Political Asylum in the U.S.: Has Colombia’s Politicized Justice Reached U.S. Shores?
If Akerman and Yamhure indeed have sources within the U.S. and Colombian governments leaking information on an asylum case, then U.S. laws have been broken and the matter warrants investigation by U.S. authorities
By Lia Fowler*
In the past week, two colombian columnists have claimed to have inside information regarding the status of a political asylum case in the United States. Miami-based Ernesto Yamhure, director of the web portal Los Irreverentes, and Yohir Akerman, columnist for Colombian daily El Espectador, both claimed that confidential sources told them that ex-Minister of Agriculture Andres Felipe Arias and his family’s petition for asylum would be denied by the U.S. in the coming days. By publishing this information – and only if it is true — both columnists are putting in evidence the fact that U.S. officials have broken U.S. Asylum Laws.
On October, 26, Yamhure posted the following tweet on his personal twitter account, under the banner of Los Irreverentes: “ATTENTION. A source in the Fiscalia [Colombia’s Prosecutor’s Office] has confirmed to Los Irreverentes that the U.S. will deny Andres F Arias’ petition for asylum in the coming days.”
In an October 30 column, Akerman wrote, “ …sources in the Attorney General’s office of that country [the United States] have established confidentially that the Immigration Court in Florida will deny Arias Leiva’s petition for asylum in the next few days…”
Both allegations, if true, point to a serious violation of due process in the United States’ immigration procedures.
Yamhure’s post alleged the disclosure of information regarding an asylum petition to colombian officials.
“That is against the laws of the United States,” explained Laila Hlass, Clinical Associate Professor at the Boston University School of Law Immigrants’ Rights Clinic. “Under asylum law, the US is
supposed to keep that information confidential. The US shouldn’t be sharing with other countries information regarding people who are seeking asylum.”

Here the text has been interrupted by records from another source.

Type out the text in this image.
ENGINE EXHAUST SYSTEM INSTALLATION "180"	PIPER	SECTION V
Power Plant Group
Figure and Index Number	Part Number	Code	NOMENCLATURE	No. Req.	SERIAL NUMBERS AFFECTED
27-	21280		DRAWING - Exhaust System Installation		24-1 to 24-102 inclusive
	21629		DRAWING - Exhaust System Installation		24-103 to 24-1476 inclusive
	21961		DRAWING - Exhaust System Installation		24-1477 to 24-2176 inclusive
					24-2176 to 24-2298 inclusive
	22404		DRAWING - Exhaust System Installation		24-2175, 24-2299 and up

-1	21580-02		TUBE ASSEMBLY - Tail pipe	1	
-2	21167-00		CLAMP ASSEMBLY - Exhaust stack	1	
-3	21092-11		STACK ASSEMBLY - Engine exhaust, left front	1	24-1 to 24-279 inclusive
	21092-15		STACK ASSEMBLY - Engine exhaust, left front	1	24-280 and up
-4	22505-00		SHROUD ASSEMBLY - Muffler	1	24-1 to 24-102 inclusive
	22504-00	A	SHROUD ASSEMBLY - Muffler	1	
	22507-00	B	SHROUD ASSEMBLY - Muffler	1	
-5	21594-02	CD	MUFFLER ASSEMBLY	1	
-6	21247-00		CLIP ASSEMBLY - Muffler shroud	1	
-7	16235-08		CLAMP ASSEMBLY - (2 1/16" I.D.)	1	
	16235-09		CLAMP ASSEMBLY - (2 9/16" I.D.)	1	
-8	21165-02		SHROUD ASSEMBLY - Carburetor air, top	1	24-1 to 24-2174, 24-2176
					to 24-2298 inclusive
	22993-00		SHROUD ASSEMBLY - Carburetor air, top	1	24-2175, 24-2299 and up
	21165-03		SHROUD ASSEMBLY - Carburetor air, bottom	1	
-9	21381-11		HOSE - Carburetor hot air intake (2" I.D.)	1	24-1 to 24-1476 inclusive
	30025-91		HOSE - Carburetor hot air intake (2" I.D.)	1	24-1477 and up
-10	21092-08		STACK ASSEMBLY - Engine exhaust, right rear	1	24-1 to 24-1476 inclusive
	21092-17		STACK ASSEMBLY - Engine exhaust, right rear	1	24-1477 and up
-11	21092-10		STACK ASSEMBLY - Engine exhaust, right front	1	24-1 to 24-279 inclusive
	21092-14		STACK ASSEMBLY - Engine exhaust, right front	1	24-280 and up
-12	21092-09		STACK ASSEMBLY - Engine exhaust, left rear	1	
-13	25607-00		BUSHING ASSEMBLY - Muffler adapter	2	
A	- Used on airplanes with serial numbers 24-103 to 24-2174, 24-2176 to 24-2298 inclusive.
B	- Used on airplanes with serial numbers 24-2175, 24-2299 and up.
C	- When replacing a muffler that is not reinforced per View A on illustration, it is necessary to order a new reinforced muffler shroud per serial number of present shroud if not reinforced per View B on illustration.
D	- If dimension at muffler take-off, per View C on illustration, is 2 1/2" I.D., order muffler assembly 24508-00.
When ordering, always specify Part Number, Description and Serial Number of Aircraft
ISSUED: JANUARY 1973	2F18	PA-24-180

Regarding Akerman’s assertion, the issue of an official in the Attorney General’s office having information on an affirmative asylum case before the U.S. Asylum Office is also problematic. “For affirmative asylum cases, the asylum claim is supposed to be adjudicated by the asylum officers within the dept of homeland security.” Hlass explained. “They have the sole decision-making authority on that issue.”

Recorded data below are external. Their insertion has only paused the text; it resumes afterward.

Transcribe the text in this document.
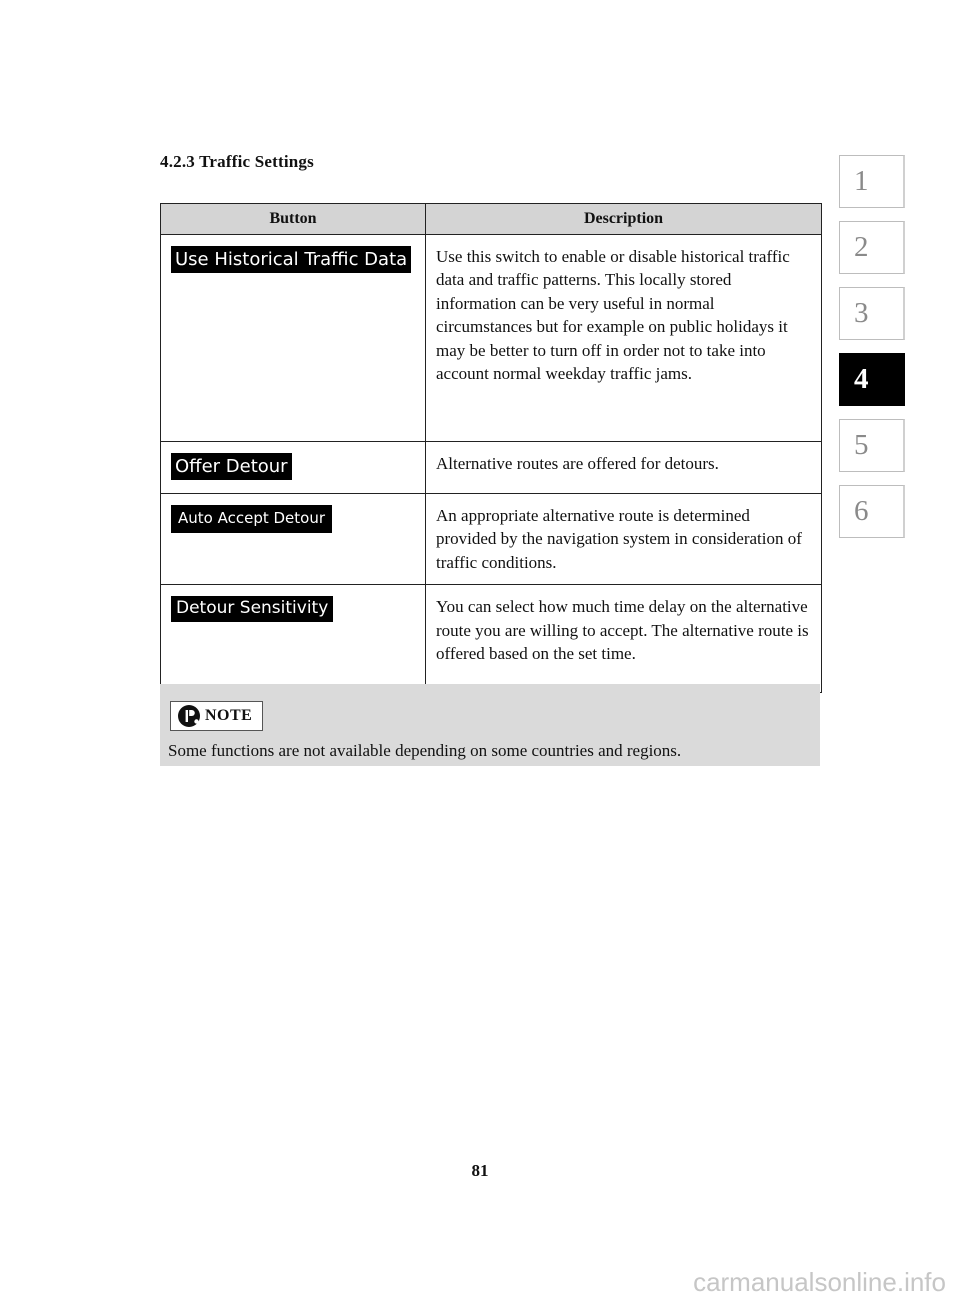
4.2.3 Traffic Settings
1
2
3
4
5
6
Button	Description
Use Historical Traffic Data	Use this switch to enable or disable historical traffic data and traffic patterns. This locally stored information can be very useful in normal circumstances but for example on public holidays it may be better to turn off in order not to take into account normal weekday traffic jams.
Offer Detour	Alternative routes are offered for detours.
Auto Accept Detour	An appropriate alternative route is determined provided by the navigation system in consideration of traffic conditions.
Detour Sensitivity	You can select how much time delay on the alternative route you are willing to accept. The alternative route is offered based on the set time.
NOTE
Some functions are not available depending on some countries and regions.
81
carmanualsonline.info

As Akerman himself points out in his column, the Arias family arrived in the United States on a valid visa and applied for asylum affirmatively. As such, their application would be before the Asylum Office under the Department of Homeland Security.
In keeping with the core principles of International Human Rights Law, every person petitioning for asylum should be afforded the same right to a fair and efficient asylum procedure. In the Arias case, specifically, that process has to be free of political pressure by the Government of Colombia or anyone acting in its political interest, particularly as the application is based on fear of persecution from elements of the Colombian Government itself.

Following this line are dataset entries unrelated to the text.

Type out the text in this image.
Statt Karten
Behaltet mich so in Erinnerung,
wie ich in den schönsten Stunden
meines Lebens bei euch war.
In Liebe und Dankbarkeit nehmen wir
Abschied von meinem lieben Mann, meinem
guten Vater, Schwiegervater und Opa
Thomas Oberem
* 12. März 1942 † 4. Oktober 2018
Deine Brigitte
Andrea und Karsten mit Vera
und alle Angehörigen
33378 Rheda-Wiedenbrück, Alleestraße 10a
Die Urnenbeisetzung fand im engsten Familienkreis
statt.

If Akerman and Yamhure indeed have sources within the U.S. and Colombian governments leaking information on an asylum case, then U.S. laws have been broken and the matter warrants investigation by U.S. authorities. If the claims are unfounded, then these attempts to intimidate the family, disparage them or influence the decision of the Asylum Office go a long way toward validating Arias’ claim of political persecution.
*Lia Fowler is an American journalist and former FBI Special Agent.